The gross domestic product is the most important key figure of the economy. Every student learns that we use it to measure the monetary value of all goods and services that are produced and provided in a country each year. In the early 1930s, the American economist and statistician Simon Kuznets invented GDP in its modern form. Soon the US government focused on assessing production capacity during World War II. But Kuznets had already noted that the GDP does not reflect the welfare of a people. However, many economists emphasize how closely many indicators of prosperity are related to GDP.

The alternatives

It has always been obvious that economic growth depends on the consumption of resources. The big question, however, is: How sustainable is our consumption? The Dutch economist Roefie Hueting has been working on his environmentally friendly GDP indicator for over fifty years.
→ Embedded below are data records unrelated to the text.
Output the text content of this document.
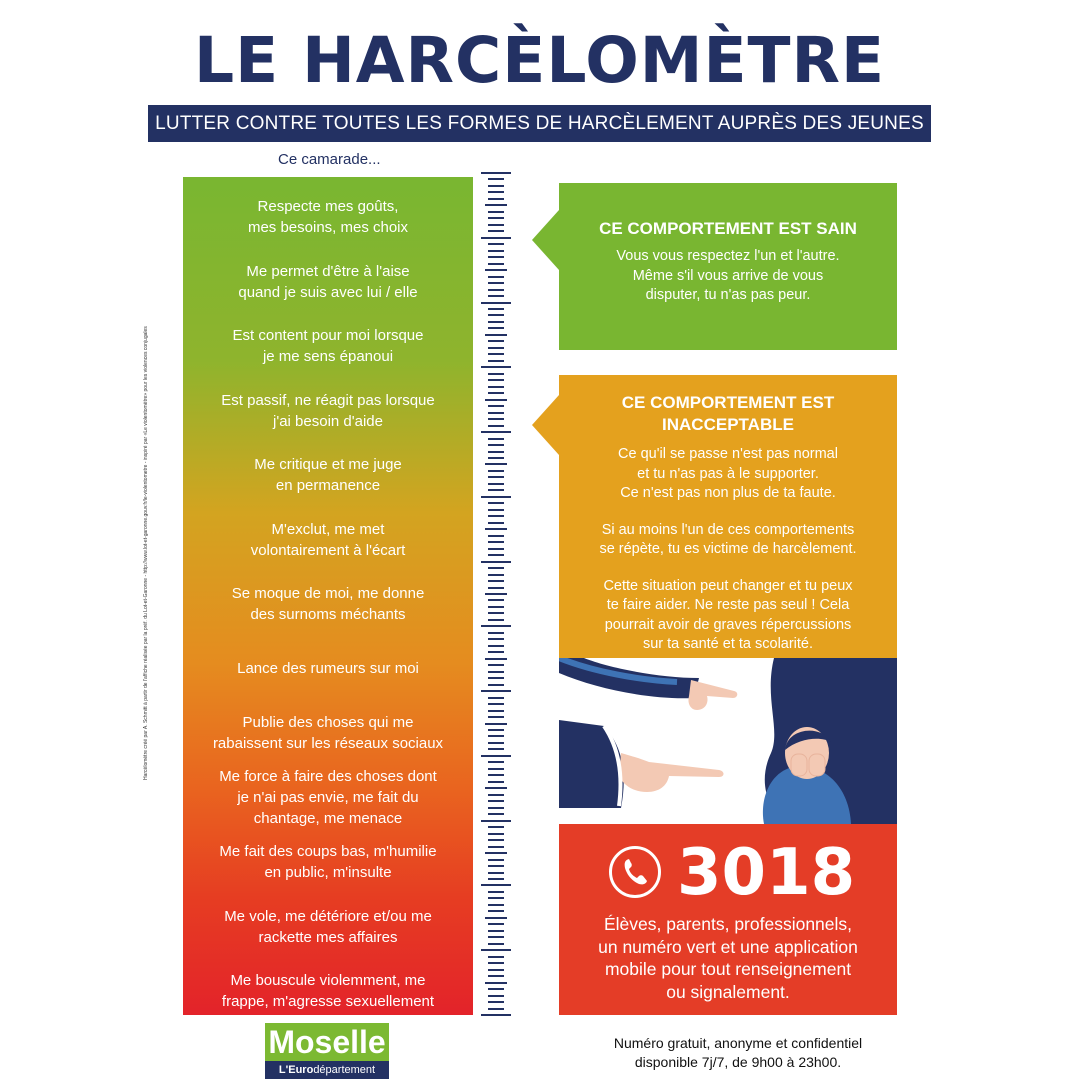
LE HARCÈLOMÈTRE
LUTTER CONTRE TOUTES LES FORMES DE HARCÈLEMENT AUPRÈS DES JEUNES
Ce camarade...
Harcèlomètre créé par A. Schmitt à partir de l'affiche réalisée par la préf. du Lot-et-Garonne - http://www.lot-et-garonne.gouv.fr/le-violentometre - inspiré par «Le violentomètre» pour les violences conjugales
Respecte mes goûts,
mes besoins, mes choix
Me permet d'être à l'aise
quand je suis avec lui / elle
Est content pour moi lorsque
je me sens épanoui
Est passif, ne réagit pas lorsque
j'ai besoin d'aide
Me critique et me juge
en permanence
M'exclut, me met
volontairement à l'écart
Se moque de moi, me donne
des surnoms méchants
Lance des rumeurs sur moi
Publie des choses qui me
rabaissent sur les réseaux sociaux
Me force à faire des choses dont
je n'ai pas envie, me fait du
chantage, me menace
Me fait des coups bas, m'humilie
en public, m'insulte
Me vole, me détériore et/ou me
rackette mes affaires
Me bouscule violemment, me
frappe, m'agresse sexuellement
CE COMPORTEMENT EST SAIN
Vous vous respectez l'un et l'autre.
Même s'il vous arrive de vous
disputer, tu n'as pas peur.
CE COMPORTEMENT EST
INACCEPTABLE
Ce qu'il se passe n'est pas normal
et tu n'as pas à le supporter.
Ce n'est pas non plus de ta faute.
Si au moins l'un de ces comportements
se répète, tu es victime de harcèlement.
Cette situation peut changer et tu peux
te faire aider. Ne reste pas seul ! Cela
pourrait avoir de graves répercussions
sur ta santé et ta scolarité.
3018
Élèves, parents, professionnels,
un numéro vert et une application
mobile pour tout renseignement
ou signalement.
Moselle
L'Eurodépartement
Numéro gratuit, anonyme et confidentiel
disponible 7j/7, de 9h00 à 23h00.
The result: Environmentally Sustainable National Income (eSNI). This adjusts the national income (an expanded GDP). The difference is to show the proportion of our growth at the expense of future generations. According to these calculations, this proportion is around 50 percent.

For many years the World Bank has missed the "Wealth of nationsThe development bank deliberately uses a broad term: capital such as machines, factories, etc. is supplemented by real estate, raw materials and agricultural land, forests, etc. Human capital, measured in terms of lifetime income, is also included Global prosperity grew by two-thirds. The driving force was the level of performance of the inhabitants in emerging countries such as China, India and Brazil. In poorer regions such as sub-Saharan Africa, however, prosperity per capita has declined.

Life is about more than bare numbers like GDP and other economic data, as the OECD writes. That is why the organization has been raising the Better Life Index (BLI). The special thing about it: In addition to official statistics, the BLI is based on surveys. The index summarizes a total of eleven areas of life - from income to education and the environment to security and life satisfaction. In the overall ranking, Austria was last in 17th place out of 40 countries. Norway does best. The indicator is not only used for comparison, but also highlights national strengths and weaknesses.

The Himalayan Kingdom of Bhutan has been calculating this since 2008 Gross National Happiness (BNG). Officials survey citizens randomly over several hours about their worries, wishes and satisfaction. Unsurprisingly, Bhutan's GNP rose along with GDP. The Happy Planet Index (HPI) tries to reconcile life expectancy, satisfaction and the ecological footprint. Austria ranks 43rd out of 140 countries. However, the combination of quite different factors limits the informative value. This can be seen from the fact that Luxembourg and Chad are the two worst performers in the HPI.